I struggle to understand how type declarations work... Like these ones for example:

t :: (a -> b) -> (b -> c) -> a -> c

s :: (a -> b -> c) -> (a -> b) -> a -> c

I know from just trying different things that the correct functions would look like this:

t :: (a -> b) -> (b -> c) -> a -> c 
t f g x = g (f x)

s :: (a -> b -> c) -> (a -> b) -> a -> c 
s f g x = f x (g x)

But how does this work? Why are the brackets at the end?
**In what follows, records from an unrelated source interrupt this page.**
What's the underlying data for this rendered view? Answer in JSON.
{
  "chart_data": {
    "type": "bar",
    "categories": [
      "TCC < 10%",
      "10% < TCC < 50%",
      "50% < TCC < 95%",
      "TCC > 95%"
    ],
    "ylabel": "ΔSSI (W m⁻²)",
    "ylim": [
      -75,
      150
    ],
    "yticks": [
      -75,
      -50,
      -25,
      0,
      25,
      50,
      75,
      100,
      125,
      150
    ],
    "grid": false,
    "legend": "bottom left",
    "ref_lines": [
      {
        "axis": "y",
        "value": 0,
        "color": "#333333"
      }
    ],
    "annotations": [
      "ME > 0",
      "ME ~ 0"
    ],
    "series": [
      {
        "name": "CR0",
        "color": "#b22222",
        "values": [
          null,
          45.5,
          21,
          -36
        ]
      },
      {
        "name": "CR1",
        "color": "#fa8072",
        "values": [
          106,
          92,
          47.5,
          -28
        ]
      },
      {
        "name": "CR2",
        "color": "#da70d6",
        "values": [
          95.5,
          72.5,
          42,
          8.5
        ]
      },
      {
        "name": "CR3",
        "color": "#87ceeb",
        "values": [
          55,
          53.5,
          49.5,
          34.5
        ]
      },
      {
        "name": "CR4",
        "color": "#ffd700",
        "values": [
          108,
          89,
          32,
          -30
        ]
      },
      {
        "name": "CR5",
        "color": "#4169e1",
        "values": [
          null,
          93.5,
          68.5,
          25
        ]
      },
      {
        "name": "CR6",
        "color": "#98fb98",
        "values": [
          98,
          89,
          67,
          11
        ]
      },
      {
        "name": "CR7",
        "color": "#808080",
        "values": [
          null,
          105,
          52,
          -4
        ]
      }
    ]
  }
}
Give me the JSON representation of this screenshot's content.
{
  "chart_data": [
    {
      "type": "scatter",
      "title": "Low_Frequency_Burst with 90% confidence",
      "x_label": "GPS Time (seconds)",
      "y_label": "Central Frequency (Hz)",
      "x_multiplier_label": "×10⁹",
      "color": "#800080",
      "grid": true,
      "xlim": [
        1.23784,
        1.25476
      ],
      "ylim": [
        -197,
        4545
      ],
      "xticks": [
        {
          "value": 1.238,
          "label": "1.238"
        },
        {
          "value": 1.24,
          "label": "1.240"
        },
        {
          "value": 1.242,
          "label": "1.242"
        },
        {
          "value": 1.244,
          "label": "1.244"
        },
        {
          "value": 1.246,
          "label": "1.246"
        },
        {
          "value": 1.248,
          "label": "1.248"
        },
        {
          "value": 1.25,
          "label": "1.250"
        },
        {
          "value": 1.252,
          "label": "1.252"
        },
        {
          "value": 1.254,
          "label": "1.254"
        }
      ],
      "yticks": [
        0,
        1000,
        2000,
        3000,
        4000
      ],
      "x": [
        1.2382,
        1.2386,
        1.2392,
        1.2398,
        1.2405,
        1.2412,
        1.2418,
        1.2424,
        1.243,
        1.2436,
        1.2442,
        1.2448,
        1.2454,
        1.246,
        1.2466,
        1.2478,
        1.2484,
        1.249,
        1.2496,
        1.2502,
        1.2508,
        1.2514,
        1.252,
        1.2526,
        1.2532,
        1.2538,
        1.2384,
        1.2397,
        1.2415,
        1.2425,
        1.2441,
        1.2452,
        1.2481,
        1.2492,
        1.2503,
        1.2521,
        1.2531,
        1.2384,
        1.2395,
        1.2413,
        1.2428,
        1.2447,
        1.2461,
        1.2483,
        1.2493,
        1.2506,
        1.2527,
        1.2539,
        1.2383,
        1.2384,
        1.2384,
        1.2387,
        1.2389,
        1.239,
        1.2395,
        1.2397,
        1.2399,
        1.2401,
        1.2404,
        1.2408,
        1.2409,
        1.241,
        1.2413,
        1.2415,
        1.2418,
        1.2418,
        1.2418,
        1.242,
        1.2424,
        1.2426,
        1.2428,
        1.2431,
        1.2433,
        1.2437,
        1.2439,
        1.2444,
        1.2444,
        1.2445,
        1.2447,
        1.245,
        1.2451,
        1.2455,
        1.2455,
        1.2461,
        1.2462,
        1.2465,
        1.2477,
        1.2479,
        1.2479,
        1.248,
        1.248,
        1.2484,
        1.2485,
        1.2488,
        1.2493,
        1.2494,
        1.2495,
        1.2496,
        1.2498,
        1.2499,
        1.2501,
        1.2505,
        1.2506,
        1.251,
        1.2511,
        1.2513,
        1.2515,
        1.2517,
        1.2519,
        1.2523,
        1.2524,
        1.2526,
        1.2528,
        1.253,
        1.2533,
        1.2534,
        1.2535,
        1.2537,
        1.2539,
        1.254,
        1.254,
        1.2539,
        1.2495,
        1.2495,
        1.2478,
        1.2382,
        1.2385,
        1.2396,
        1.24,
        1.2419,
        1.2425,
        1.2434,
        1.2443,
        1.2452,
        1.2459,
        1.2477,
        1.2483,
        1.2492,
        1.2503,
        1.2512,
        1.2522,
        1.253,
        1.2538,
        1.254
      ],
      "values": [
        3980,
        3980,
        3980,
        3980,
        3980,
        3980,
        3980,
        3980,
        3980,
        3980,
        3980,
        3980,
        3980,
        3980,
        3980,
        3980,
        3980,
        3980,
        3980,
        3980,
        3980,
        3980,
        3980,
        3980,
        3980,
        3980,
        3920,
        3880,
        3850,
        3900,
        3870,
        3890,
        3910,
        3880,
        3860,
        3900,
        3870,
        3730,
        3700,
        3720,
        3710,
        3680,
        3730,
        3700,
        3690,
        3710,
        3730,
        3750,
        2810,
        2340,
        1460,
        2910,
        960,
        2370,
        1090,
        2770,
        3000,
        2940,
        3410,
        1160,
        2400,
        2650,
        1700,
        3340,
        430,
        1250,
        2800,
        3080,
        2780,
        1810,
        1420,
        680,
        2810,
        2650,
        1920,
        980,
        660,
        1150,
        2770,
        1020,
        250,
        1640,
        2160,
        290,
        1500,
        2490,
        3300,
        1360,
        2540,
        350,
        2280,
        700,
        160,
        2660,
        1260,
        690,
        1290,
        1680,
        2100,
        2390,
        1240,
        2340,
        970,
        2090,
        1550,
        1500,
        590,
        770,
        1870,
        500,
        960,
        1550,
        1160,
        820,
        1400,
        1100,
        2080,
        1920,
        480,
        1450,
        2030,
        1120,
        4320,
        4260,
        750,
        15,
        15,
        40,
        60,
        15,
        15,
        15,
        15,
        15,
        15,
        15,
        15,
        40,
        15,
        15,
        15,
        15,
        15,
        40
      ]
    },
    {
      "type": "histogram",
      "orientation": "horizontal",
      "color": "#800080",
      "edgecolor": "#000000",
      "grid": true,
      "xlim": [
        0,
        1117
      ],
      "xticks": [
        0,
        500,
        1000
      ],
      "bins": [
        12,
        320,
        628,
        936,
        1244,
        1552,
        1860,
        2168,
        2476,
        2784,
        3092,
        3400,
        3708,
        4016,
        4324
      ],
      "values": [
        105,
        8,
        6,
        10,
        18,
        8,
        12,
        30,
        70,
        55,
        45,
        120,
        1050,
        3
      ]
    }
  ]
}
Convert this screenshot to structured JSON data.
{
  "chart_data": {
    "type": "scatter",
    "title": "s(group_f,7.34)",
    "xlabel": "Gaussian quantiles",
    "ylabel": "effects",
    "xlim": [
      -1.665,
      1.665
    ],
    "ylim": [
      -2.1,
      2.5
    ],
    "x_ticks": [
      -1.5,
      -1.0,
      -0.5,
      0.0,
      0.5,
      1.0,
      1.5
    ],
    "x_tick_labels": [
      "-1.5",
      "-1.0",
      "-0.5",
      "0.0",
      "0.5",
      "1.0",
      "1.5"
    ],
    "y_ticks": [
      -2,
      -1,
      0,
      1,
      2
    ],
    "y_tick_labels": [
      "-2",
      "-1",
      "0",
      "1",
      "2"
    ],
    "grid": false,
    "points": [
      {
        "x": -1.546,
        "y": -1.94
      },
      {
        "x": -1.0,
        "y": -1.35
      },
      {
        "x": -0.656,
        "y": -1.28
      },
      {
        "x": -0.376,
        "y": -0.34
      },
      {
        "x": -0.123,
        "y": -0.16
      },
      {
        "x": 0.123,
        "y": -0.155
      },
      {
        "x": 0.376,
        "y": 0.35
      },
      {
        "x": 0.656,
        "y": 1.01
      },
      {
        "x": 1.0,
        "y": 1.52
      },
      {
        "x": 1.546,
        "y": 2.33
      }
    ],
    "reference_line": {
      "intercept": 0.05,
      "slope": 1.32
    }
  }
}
Why is it not

t f g x = (f x) g

or

s f g x = (f x) g x 

Im so lost

CodePudding user response：

For the first example:

t :: (a -> b) -> (b -> c) -> a -> c

In a type declaration, the type1 -> type2 pattern indicates a function from type1 to type2. In type declarations, the -> operator is right-associative, so this is parsed as:

t :: (a -> b) -> ((b -> c) -> (a -> c))

This kind of construction is called "currying": providing the first argument (type a -> b) yields a function which accepts the second argument (type b -> c) which yields a function which accepts the third argument (type a).

The function declaration syntax is set up to do this automatically. The first two arguments are functions and the third is just a, so start with names that reflect that: f :: a -> b and g :: b -> c are functions, while x :: a is a fully generic type which could be anything.

t f g x = ...

Note that function application in Haskell is just concatenation: to apply function f to value x, just use f x. This syntax is left-associative, so t f g x is parsed as (((t f) g) x) to match the currying construction described above.

Anyway, given these types, you don't have much choice in how to put them together:

• the only thing you know about the type a is that it's the type of x, and the argument type of f, so the only thing you can do with them is to apply the function to the value: f x.

• the only thing you know about the type b is that it's the result type of f and the argument type of g, so the only thing you can do is apply g (f x).

• the only thing you know about the type c is that it's the result type of g and of the overall function t, so the only thing t can return is g (f x).

The reason you can't do (f x) g is that the types don't match:

f :: a -> b
x :: a
(f x) :: b

g :: b -> c

So, you can apply g :: b -> c to (f x) :: b to get a result of type c. But not the other way around, because b might not even be a function type.